# Need help splitting 1 MP3 into 2



## ANT (Dec 19, 2007)

I have an mp3 (D.A. Carson - The use of the OT in the NT) that I would like to burn onto an audio CD so I can listen to it at work ... This is the 3rd one in the series, the 1st 2 fit on the 80 minute CD just fine ... But, I went to put this last message on and it is 120 minutes long.

Does anyone know of a program I can use to cut it in half to make 2 CDs of it? (Two 60 minute parts)?

Any help will be appreciated .... Thanks


----------



## Semper Fidelis (Dec 19, 2007)

Audacity: Free Audio Editor and Recorder


----------



## ANT (Dec 19, 2007)

Thx for the link Rich ...
I downloaded it, split the file ...
BUT, I'm not really savvy in this department ...
I could not figure out how to save it as an MP3 file again ...
It kept trying to save it as an audacity file ...
and saying I needed to download something else ...


I'm kind of stuck again ...

Is it possible to burn an MP3 onto a DVD disk for a longer running audio time?


----------



## Nebrexan (Dec 19, 2007)

I don't have Audacity on this PC, but I think what I do is open the file, highlight part 1, choose Export as MP3 from the File menu, save as "Part 1", delete the selection, then Export the remainder as Part 2. There may be a more direct way to do it, though.


----------



## blhowes (Dec 19, 2007)

Nebrexan said:


> I don't have Audacity on this PC, but I think what I do is open the file, highlight part 1, choose Export as MP3 from the File menu, save as "Part 1", delete the selection, then Export the remainder as Part 2. There may be a more direct way to do it, though.


I don't have it in front of me either, but I think you'd want to select "Export Selection as MP3", from the File menu. As part of my learning curve, I selected Export as MP3 which exported the whole file.


----------



## Eoghan (Dec 19, 2007)

Why not simply use an mp3 player? You could use the cassette converter to listen to it in the car or add external speakers to the mp3 players for work (coffee break I presume).

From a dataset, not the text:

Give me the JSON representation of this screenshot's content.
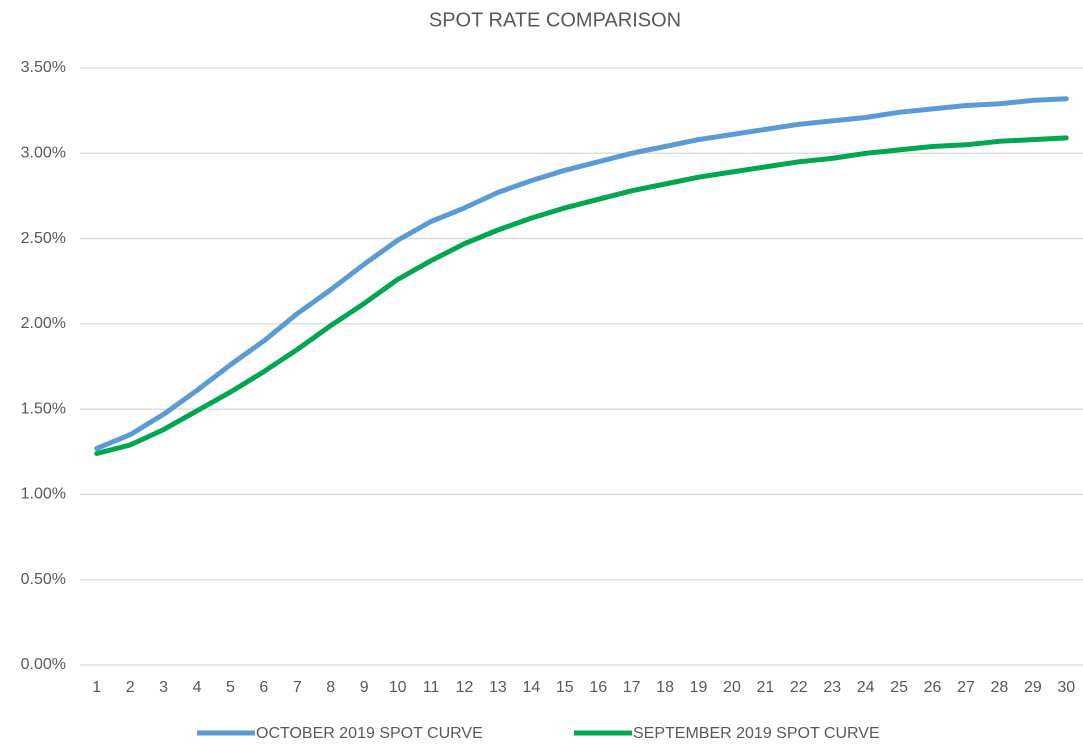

I leant an mp3 disc player (which plays normal CD'd as well to a friend at church).

I would use AUDACITY for splitting as well. However some sermons from semonaudio.com are a s low as 16 bit (128 is normal) and you might find problems converting and playing these.

I am interested in the subject - OT quotes in the NT - PM me if this is an interest of yours too.


----------



## tcalbrecht (Dec 19, 2007)

ANT said:


> Thx for the link Rich ...
> I downloaded it, split the file ...
> BUT, I'm not really savvy in this department ...
> I could not figure out how to save it as an MP3 file again ...
> ...



Audacity as two options of interest, Export as MP3 and Export Selection as MP3. The second option allows you to select a region of theaudio file and just convert that selection to MP3. BTW, make sure you set the correct MP3 options, like bitrate. Otherwise you might get an unnecessarily large file. 

You will also need to install an MP3 encoder like Lame. See How do I download and install the LAME MP3 encoder?


----------



## ANT (Dec 19, 2007)

tcalbrecht said:


> You will also need to install an MP3 encoder like Lame. See How do I download and install the LAME MP3 encoder?




This is exactly what it was telling me, and I was at a loss of knowing what to do ... I'm gonna give it another shot.


----------



## ANT (Dec 19, 2007)

WooHoo!!! 

It Worked!

I downloaded the Lame dll and ... presto-chango ... It worked.
I'm a happy man!

Thanks everyone for the help in directing me in what to do!

I have already split it and burned them onto an audio CD ...
Now ... I'm excited to get to work.


----------